30 de julho, de 2024 | 13:00
E foi assim...
Nena de Castro *
Dia, meus leitores queridos! Dom João VI, correndo das confusões das guerras napoleônicas, transferiu-se com sua corte para o Brasil. No vai- da-valsa, chegamos a Reino Unido e a colônia progrediu. Claro, que a par de tantos benefícios advindos da real presença, ficava mais fácil para o rei fiscalizar a extração do ouro e pedras preciosas e nem tão fácil assim, fiscalizar a vida amorosa de sua esposita, a espanhola Carlota Joaquina de Bourbon que não podia ver uma perna de calça” sem conhecer intimamente seu conteúdo. Bem, depois das coisas melhorarem na ex-colônia, muitos outros portugueses vieram para o Brasil buscando se ajeitar na vida e foi assim que Leonardo Pataca e Maria Hortaliça se conheceram no navio. Ele lhe deu uma pisada forte no pé direito, ela respondeu com um beliscão nas costas da mão esquerda do gajo, passaram o dia em namoro, e ao anoitecer, repetidos o pisão e o beliscão renderam-se ao desejo.Maria já desceu grávida do navio, foram morar juntos e daí a alguns meses nasceu um menino enorme, forte, gordo, vermelho, o qual depois que nasceu, mamou duas horas seguidas sem largar o peito. Leonardinho, logo que aprendeu a andar e falar, quebrava tudo, era um destruidor, indiferente às surras que levava.
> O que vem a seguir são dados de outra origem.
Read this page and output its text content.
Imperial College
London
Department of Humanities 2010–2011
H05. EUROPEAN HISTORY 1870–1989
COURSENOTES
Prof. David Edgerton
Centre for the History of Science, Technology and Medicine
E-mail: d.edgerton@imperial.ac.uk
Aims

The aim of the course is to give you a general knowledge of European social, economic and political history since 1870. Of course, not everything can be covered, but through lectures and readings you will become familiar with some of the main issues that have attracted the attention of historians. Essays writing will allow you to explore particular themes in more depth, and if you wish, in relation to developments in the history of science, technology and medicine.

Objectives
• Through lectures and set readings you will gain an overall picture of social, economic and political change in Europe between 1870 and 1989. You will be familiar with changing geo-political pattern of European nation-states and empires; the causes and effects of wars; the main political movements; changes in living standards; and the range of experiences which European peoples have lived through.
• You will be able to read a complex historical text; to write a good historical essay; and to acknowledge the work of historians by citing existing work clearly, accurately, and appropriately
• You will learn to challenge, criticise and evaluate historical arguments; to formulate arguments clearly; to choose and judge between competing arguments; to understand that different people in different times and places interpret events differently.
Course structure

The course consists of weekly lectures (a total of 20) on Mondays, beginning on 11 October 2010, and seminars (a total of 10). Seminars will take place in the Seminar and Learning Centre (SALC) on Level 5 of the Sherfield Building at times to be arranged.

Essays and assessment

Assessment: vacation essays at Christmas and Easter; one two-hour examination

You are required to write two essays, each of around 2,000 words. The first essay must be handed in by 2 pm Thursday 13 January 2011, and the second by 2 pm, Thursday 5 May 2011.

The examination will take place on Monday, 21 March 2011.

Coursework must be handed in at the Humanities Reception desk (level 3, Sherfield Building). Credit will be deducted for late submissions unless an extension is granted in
Um dia o pai percebe que Maria Hortaliça recebia muitas visitas masculinas e surpreendeu certo sujeito que saltou pela janela. Depois de espancá-la, percebeu que o menino tinha rasgado todos os processos que trouxera (ele era meirinho, ou seja oficial de justiça) deu-lhe um chute nos glúteos, atirando-o sentado a quatro braças de distância, dizendo: és filho de uma pisadela de um beliscão; mereces que um pontapé te acabe a casta”. Criado pelo padrinho, o menino cresce na manha, sempre dando um jeito de se safar das situações difíceis, é o nosso herói picaresco”, aquele que sempre se sai bem, apesar da desonestidade, malícia, humor. Esse é o tom do romance Memórias de um Sargento de Milícias”, escrito no período romântico e que desenvolve pela primeira vez na literatura nacional a figura do malandro mulherengo, do anti-herói que vence, apesar de tudo. Há sempre uma saída, ele é protegido, e no final, consegue ficar com a mulher que ama e é aceito na milícia, como sargento.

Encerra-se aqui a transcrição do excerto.